"Créé pour profiter des vulnérabilités de l’homme" : un ex-président de Facebook s’en prend à Zuckerberg

par Mélinda DAVAN-SOULAS
Publié le 12 novembre 2017 à 18h12
"Créé pour profiter des vulnérabilités de l’homme" : un ex-président de Facebook s’en prend à Zuckerberg

Source : Theo Wargo / GETTY IMAGES NORTH AMERICA / AFP

REGLEMENT DE COMPTE – Profiter de votre faiblesse, capter votre attention et vous garder sous sa coupe : Sean Parker n’y est pas allé de main morte dans ses critiques de Facebook et ses méthodes, lors d’une conférence organisée par le site Axios.

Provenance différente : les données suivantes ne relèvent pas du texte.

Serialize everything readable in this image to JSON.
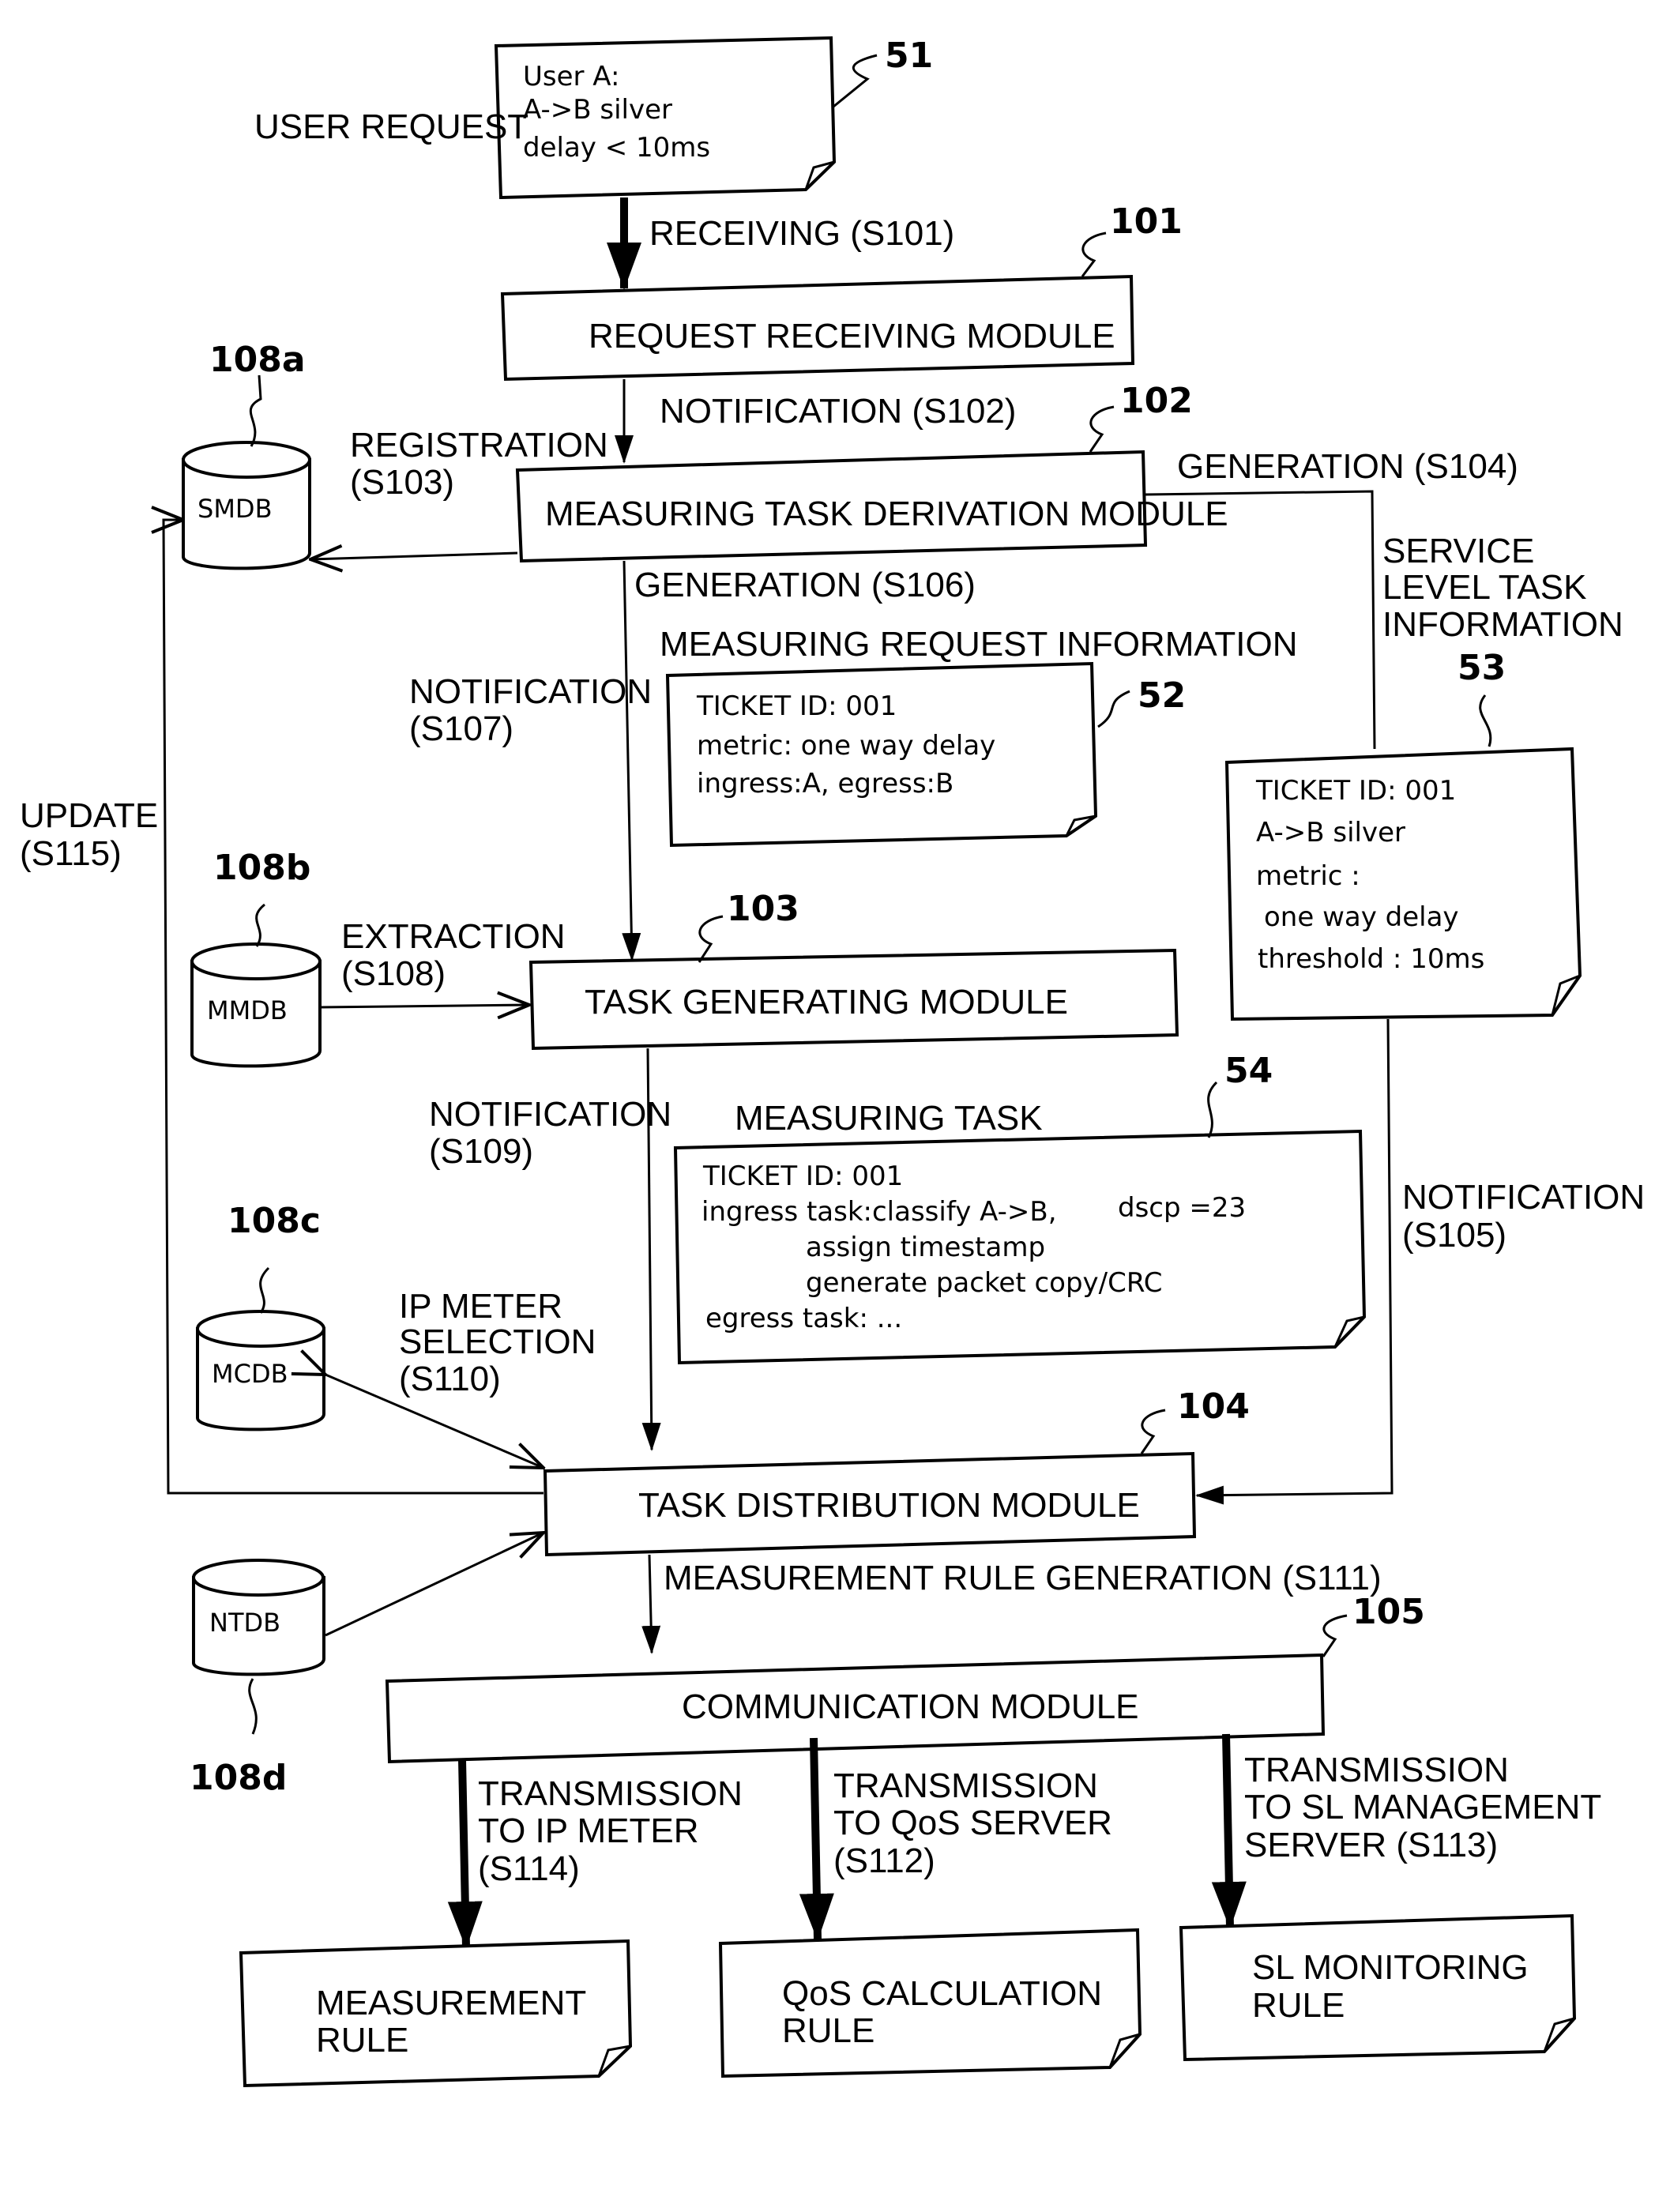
{
  "figure": {
    "user_request": {
      "label": "USER REQUEST",
      "ref": "51",
      "lines": [
        "User A:",
        "A->B silver",
        "delay < 10ms"
      ]
    },
    "modules": {
      "request_receiving": {
        "label": "REQUEST RECEIVING MODULE",
        "ref": "101"
      },
      "measuring_task_derivation": {
        "label": "MEASURING TASK DERIVATION MODULE",
        "ref": "102"
      },
      "task_generating": {
        "label": "TASK GENERATING MODULE",
        "ref": "103"
      },
      "task_distribution": {
        "label": "TASK DISTRIBUTION MODULE",
        "ref": "104"
      },
      "communication": {
        "label": "COMMUNICATION MODULE",
        "ref": "105"
      }
    },
    "databases": {
      "smdb": {
        "label": "SMDB",
        "ref": "108a"
      },
      "mmdb": {
        "label": "MMDB",
        "ref": "108b"
      },
      "mcdb": {
        "label": "MCDB",
        "ref": "108c"
      },
      "ntdb": {
        "label": "NTDB",
        "ref": "108d"
      }
    },
    "steps": {
      "s101": "RECEIVING (S101)",
      "s102": "NOTIFICATION (S102)",
      "s103": [
        "REGISTRATION",
        "(S103)"
      ],
      "s104": "GENERATION (S104)",
      "s105": [
        "NOTIFICATION",
        "(S105)"
      ],
      "s106": "GENERATION (S106)",
      "s107": [
        "NOTIFICATION",
        "(S107)"
      ],
      "s108": [
        "EXTRACTION",
        "(S108)"
      ],
      "s109": [
        "NOTIFICATION",
        "(S109)"
      ],
      "s110": [
        "IP METER",
        "SELECTION",
        "(S110)"
      ],
      "s111": "MEASUREMENT RULE GENERATION (S111)",
      "s112": [
        "TRANSMISSION",
        "TO QoS SERVER",
        "(S112)"
      ],
      "s113": [
        "TRANSMISSION",
        "TO SL MANAGEMENT",
        "SERVER (S113)"
      ],
      "s114": [
        "TRANSMISSION",
        "TO IP METER",
        "(S114)"
      ],
      "s115": [
        "UPDATE",
        "(S115)"
      ]
    },
    "measuring_request_info": {
      "title": "MEASURING REQUEST INFORMATION",
      "ref": "52",
      "lines": [
        "TICKET ID: 001",
        "metric: one way delay",
        "ingress:A, egress:B"
      ]
    },
    "service_level_task_info": {
      "title": [
        "SERVICE",
        "LEVEL TASK",
        "INFORMATION"
      ],
      "ref": "53",
      "lines": [
        "TICKET ID: 001",
        "A->B silver",
        "metric :",
        " one way delay",
        "threshold : 10ms"
      ]
    },
    "measuring_task": {
      "title": "MEASURING TASK",
      "ref": "54",
      "lines": [
        "TICKET ID: 001",
        "ingress task:classify A->B,",
        "assign timestamp",
        "generate packet copy/CRC",
        "egress task:    ..."
      ],
      "dscp": "dscp =23"
    },
    "outputs": {
      "measurement_rule": [
        "MEASUREMENT",
        "RULE"
      ],
      "qos_calculation_rule": [
        "QoS CALCULATION",
        "RULE"
      ],
      "sl_monitoring_rule": [
        "SL MONITORING",
        "RULE"
      ]
    }
  }
}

Autant de critiques que Mark Zuckerberg, le fondateur du réseau social avec qui Parker était associé, a dû apprécier...

Sean Parker fut l’un des magnats des nouvelles technologies au début des années 2000. A 20 ans en 1999, il créé Napster, logiciel de partage de musique entre particuliers, considéré comme le pionnier du téléchargement pirate sur le web. Mais là où l’entrepreneur américain va avoir du nez, c’est cinq ans plus tard lorsqu’il fait la rencontre d’un certain Mark Zuckerberg en plein lancement de son site, Facebook. Il en deviendra le président et sera l’un des principaux acteurs de son essor avant d’être débarqué un an plus tard.

Si l’aventure a fait de lui un milliardaire, il n’en a pas gardé que de bons souvenirs et reste très critique à l’encontre de son ancienne entreprise. "Dieu seul sait ce que cela est en train de faire au cerveau de nos enfants", lâche-t-il auprès du site Axios. Pour Parker, Facebook a volontairement construit un site pour détourner autant d’attention humaine que possible. "Cela change littéralement notre rapport à la société, les uns aux autres. Cela interfère aussi probablement avec notre productivité de la manière la plus étrange possible."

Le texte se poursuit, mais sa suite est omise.